Côté actions, il prône, dans un premier temps, une continuité. « Tout ce qui a été entrepris ces dernières années, par Georges (Frêche) et Christian (Bourquin), sera poursuivi, a-t-il enchaîné : la participation au financement du contournement ferroviaire de Nîmes et Montpellier, le combat pour la réalisation rapide de la LNMP (ligne nouvelle Montpellier-Perpignan), les parcs régionaux d’activité économique, le TER à un euro, Lordi, le pôle mondial de l’eau, le développement durable, Parlement de la mer, Sud de France, la mobilisation des crédits européens. » Parmi les dossiers urgents, il évoque la signature « du contrat de plan avec l’Etat ».

Consensus

Damien Alary se définit comme un « homme de consensus. Je suis à l’écoute, je ne fais rien sans concerter. Ma méthode de gouvernance, c’est la collégialité ». Il a déclaré « aimer profondément la région L.-R. Elle est dans mon sang. Je suis conseiller régional depuis 1986. Je la connais intimement, depuis le musée de Céret jusqu’au Pont du Gard en passant par Carcassonne, depuis les Causses de Lozère au port de Sète en passant par Nîmes. »

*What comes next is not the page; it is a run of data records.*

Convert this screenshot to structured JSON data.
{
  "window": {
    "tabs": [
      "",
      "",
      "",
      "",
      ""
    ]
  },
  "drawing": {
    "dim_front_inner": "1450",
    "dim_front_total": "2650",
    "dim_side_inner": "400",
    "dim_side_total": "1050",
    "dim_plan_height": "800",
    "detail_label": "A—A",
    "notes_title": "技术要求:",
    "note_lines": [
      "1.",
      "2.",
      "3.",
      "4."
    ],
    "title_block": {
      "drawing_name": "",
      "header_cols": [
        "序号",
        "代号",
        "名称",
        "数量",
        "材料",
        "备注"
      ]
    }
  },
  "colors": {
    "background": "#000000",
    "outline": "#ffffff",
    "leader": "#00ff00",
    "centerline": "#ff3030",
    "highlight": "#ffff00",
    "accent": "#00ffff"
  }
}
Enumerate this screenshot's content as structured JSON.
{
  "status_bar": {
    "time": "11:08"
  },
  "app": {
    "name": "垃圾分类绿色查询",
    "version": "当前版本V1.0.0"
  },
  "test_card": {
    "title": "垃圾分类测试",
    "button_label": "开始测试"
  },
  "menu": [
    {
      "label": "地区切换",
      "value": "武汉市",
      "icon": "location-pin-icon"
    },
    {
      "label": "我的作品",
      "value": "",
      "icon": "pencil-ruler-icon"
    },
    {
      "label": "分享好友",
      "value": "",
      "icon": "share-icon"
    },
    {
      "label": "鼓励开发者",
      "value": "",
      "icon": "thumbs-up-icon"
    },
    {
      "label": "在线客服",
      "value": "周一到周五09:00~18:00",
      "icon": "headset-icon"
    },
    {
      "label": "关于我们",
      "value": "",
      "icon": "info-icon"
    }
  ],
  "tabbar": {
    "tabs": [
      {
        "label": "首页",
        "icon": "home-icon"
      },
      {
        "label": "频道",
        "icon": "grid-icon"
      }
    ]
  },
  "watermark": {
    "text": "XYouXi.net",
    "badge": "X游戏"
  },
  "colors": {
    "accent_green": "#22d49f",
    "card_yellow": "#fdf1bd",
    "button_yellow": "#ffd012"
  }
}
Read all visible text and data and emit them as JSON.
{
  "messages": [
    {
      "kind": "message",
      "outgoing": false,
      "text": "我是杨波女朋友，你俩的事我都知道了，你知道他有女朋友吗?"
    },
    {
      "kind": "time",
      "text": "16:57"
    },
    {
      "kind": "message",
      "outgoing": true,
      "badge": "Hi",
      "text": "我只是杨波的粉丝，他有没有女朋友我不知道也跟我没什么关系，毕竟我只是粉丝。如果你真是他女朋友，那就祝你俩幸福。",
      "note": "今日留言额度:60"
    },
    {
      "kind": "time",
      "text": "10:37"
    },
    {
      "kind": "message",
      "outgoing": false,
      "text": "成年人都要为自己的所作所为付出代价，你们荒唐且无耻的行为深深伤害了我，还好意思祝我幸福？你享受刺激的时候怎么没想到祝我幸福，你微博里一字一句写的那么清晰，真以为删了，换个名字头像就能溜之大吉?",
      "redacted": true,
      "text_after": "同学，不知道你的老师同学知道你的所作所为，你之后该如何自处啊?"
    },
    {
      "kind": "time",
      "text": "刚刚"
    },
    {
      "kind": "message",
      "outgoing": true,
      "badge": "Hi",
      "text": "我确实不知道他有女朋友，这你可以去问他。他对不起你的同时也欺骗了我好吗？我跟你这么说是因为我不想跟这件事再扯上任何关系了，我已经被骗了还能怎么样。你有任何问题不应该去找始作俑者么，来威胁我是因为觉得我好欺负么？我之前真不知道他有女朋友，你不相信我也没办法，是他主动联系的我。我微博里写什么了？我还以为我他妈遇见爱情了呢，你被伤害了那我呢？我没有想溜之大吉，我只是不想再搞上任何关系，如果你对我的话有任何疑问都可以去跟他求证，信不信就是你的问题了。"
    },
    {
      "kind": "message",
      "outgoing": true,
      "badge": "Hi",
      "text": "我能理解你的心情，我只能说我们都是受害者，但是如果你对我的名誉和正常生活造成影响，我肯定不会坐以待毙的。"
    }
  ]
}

Damien Alary s’est exprimé aux côtés des trois présidents de groupes - Henry Garino (communistes), Yves Piétrasanta (Ecologistes) et Frédéric Lopez (Radicaux de gauche) – constituant, avec le PS, la majorité de gauche de l’actuel hémicycle. Robert Navarro (DVG), président par intérim de la Région L.-R., absent ce vendredi matin du point presse, a fait savoir qu’il ralliait la candidature de Damien Alary.